You see there’s a bit of a mortality issue when it comes to Part 135 operations, which include things like business jets and charters. Those planes are crashing and causing fatal injuries at a much higher rate than Part 121 operators, people like Delta and American, who use pilots with the same level of certification and qualifications.  The reason? The smaller operations aren’t following the rules. Stay with me, I promise this is gun related . . .

From Bloomberg:

Since 2000 there have been five times more fatal accidents in the U.S. involving private and chartered corporate planes than airliners. Investigators cited pilot error among the causes of 88 percent of those crashes. Accident records show repeated examples of crews skipping safety checks, working long days, and overlooking hazards such as ice on the wings. In April, NTSB investigators reported the pilots working for billionaire Lewis Katz, who was killed last year when his Gulfstream GIV skidded off a runway, rarely did standard preflight safety checks.

In 2001 a chartered jet crashed in Aspen, Colo., killing 18. According to NTSB reports, the passenger who paid for the flight became irate after learning he might miss an airport curfew. That contributed to the pilot’s decision to try landing despite not being able to see the runway, investigators concluded. Private pilots are subject to the whims of the people who pay them in a way pilots for airlines aren’t, says Stuart Matthews, former president of the Flight Safety Foundation, which promotes better practices among corporate and charter operators. “I was constantly hearing stories of corporate pilots who don’t get enough rest or who are always concerned about being pressured to press on,” he says.

Pre-flight checks are kind of a big deal, something that’s drilled into your head from day one. Every checkride expects you to perform one perfectly before the examiner signs off on your certificate, so at a bare minimum these pilots were aware of the rules and the way things should be done — they just ignored them because it was quicker.

The root cause of these fatal crashes is plain and simple: pilots aren’t following the rules. They know the law, but they choose to ignore it because it’s more convenient. In order to reduce those fatalities, the FAA should have the trouble pilots follow the rules. But how do you get a group of people with little to no oversight or supervision to actually follow the law? Even more regulation, perhaps?
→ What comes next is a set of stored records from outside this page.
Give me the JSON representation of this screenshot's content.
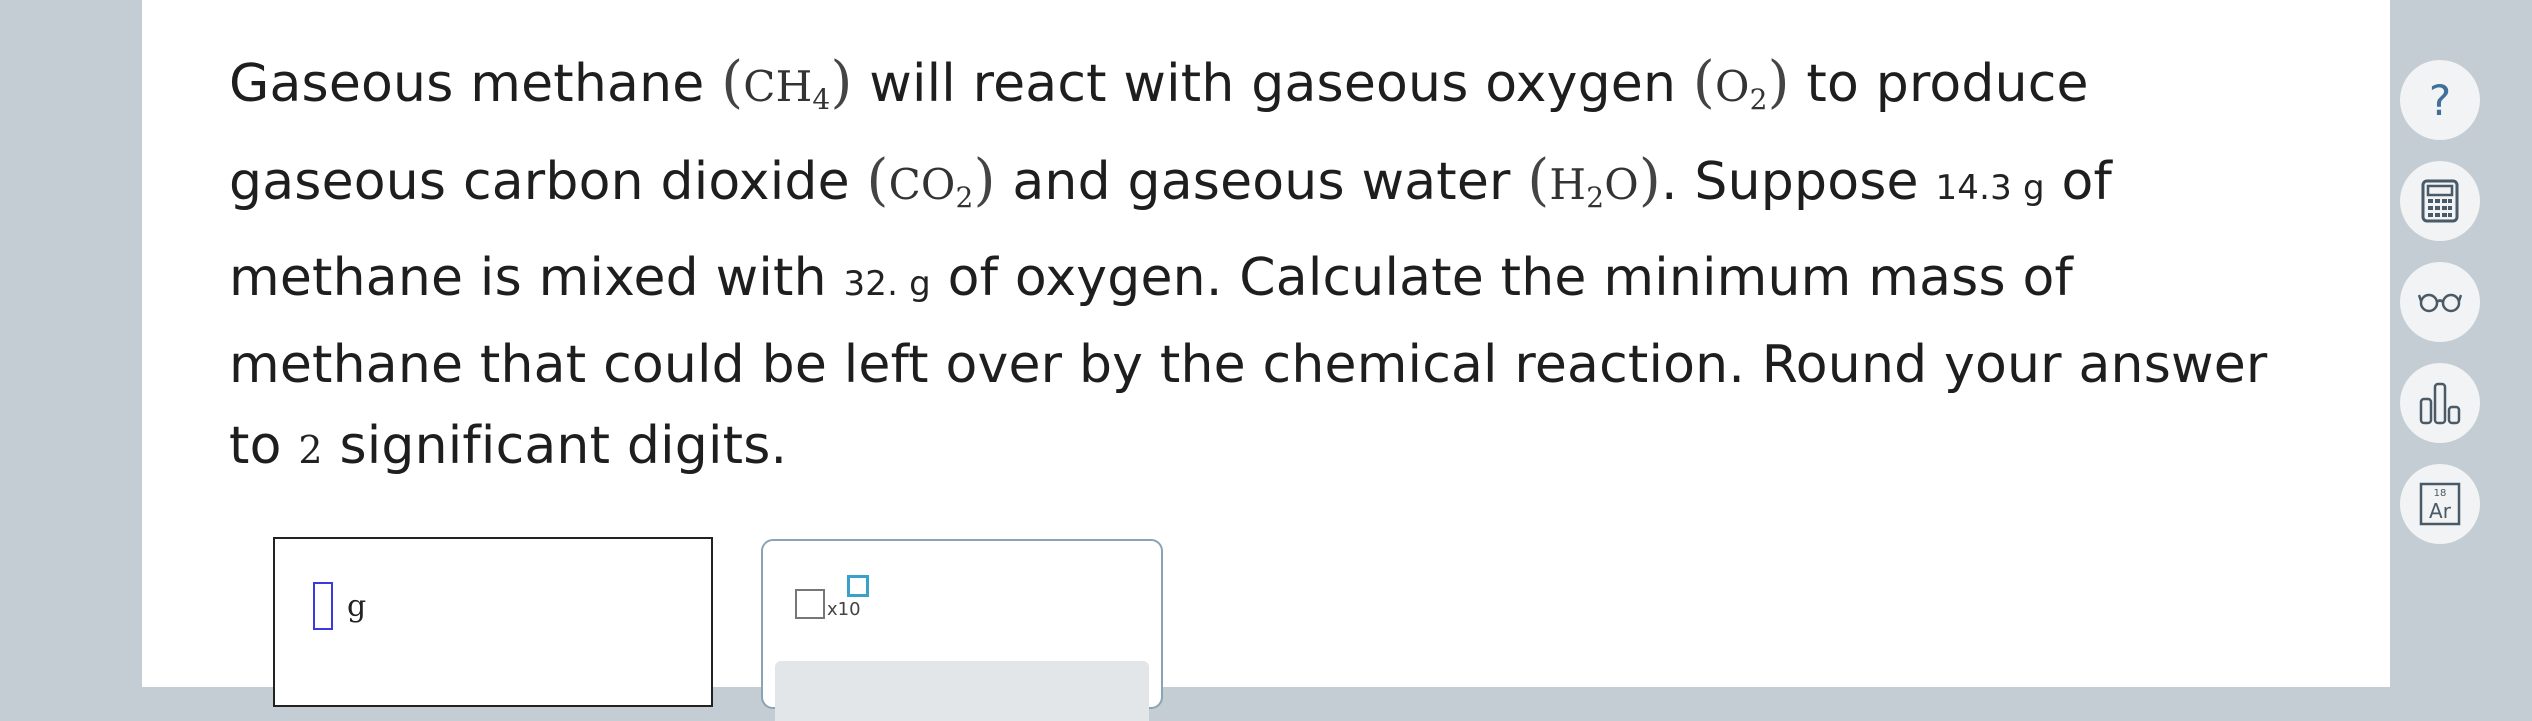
{
  "question": {
    "t1": "Gaseous methane ",
    "ch4_symbol": "CH",
    "ch4_sub": "4",
    "t2": " will react with gaseous oxygen ",
    "o2_symbol": "O",
    "o2_sub": "2",
    "t3": " to produce gaseous carbon dioxide ",
    "co2_symbol": "CO",
    "co2_sub": "2",
    "t4": " and gaseous water ",
    "h2o_h": "H",
    "h2o_sub": "2",
    "h2o_o": "O",
    "t5": ". Suppose ",
    "methane_mass": "14.3 g",
    "t6": " of methane is mixed with ",
    "oxygen_mass": "32. g",
    "t7": " of oxygen. Calculate the minimum mass of methane that could be left over by the chemical reaction. Round your answer to ",
    "sig_digits": "2",
    "t8": " significant digits."
  },
  "tools": [
    {
      "name": "help",
      "icon": "question-icon",
      "glyph": "?"
    },
    {
      "name": "calculator",
      "icon": "calculator-icon"
    },
    {
      "name": "reading-glasses",
      "icon": "glasses-icon"
    },
    {
      "name": "data",
      "icon": "bar-chart-icon"
    },
    {
      "name": "periodic-table",
      "icon": "periodic-table-icon",
      "number": "18",
      "symbol": "Ar"
    }
  ],
  "answer": {
    "value": "",
    "unit": "g"
  },
  "palette": {
    "sci_notation_label": "x10"
  },
  "colors": {
    "background": "#c3cdd3",
    "card": "#ffffff",
    "cursor": "#3a3ae0",
    "exponent_box": "#3aa0cc",
    "palette_border": "#8aa4b6"
  }
}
Commercial aviation is regulated by multiple tiers of U.S. law, but privately owned aircraft have almost no oversight. “Nobody’s paying attention,” says Kitty Higgins, who served as an NTSB member from 2006 to 2009. The FAA has begun introducing safety data monitoring for private operations like that used by airlines, but NTSB Chairman Christopher Hart says adding new rules won’t make a difference. “A lot of times we’re talking about people who aren’t following the regulations anyway, so I’m not sure that more regulation is the answer,” he says.

The FAA is an organization based on facts, statistics and results. Even though they’re a government organization just like the ATF, they focus their efforts on things that will provide a measurable reduction to fatalities. They don’t make statements unless they are backed up by facts — completely opposite to the claimed “gun violence epidemic” that the ATF perpetuates and doesn’t exist. And while the ATF has a great track record of killing unarmed women and children and burning them alive, the FAA has had great success improving transportation safety and saving lives.

These two very dissimilar organizations are faced with the exact same challenge: a set of established rules and laws and a group of people who know that what they are doing is against those rules. They both need a way to stop that activity to stop people get killed, but their plan of action couldn’t be more dissimilar. The outgoing ATF chief bemoaned the fact that he couldn’t implement more restrictive gun laws. The FAA doesn’t believe that more laws are the answer.

Getting to the rule breakers takes actual enforcement efforts, not more rules and nother stack of meaningless paper. Why can’t the ATF be more like the FAA?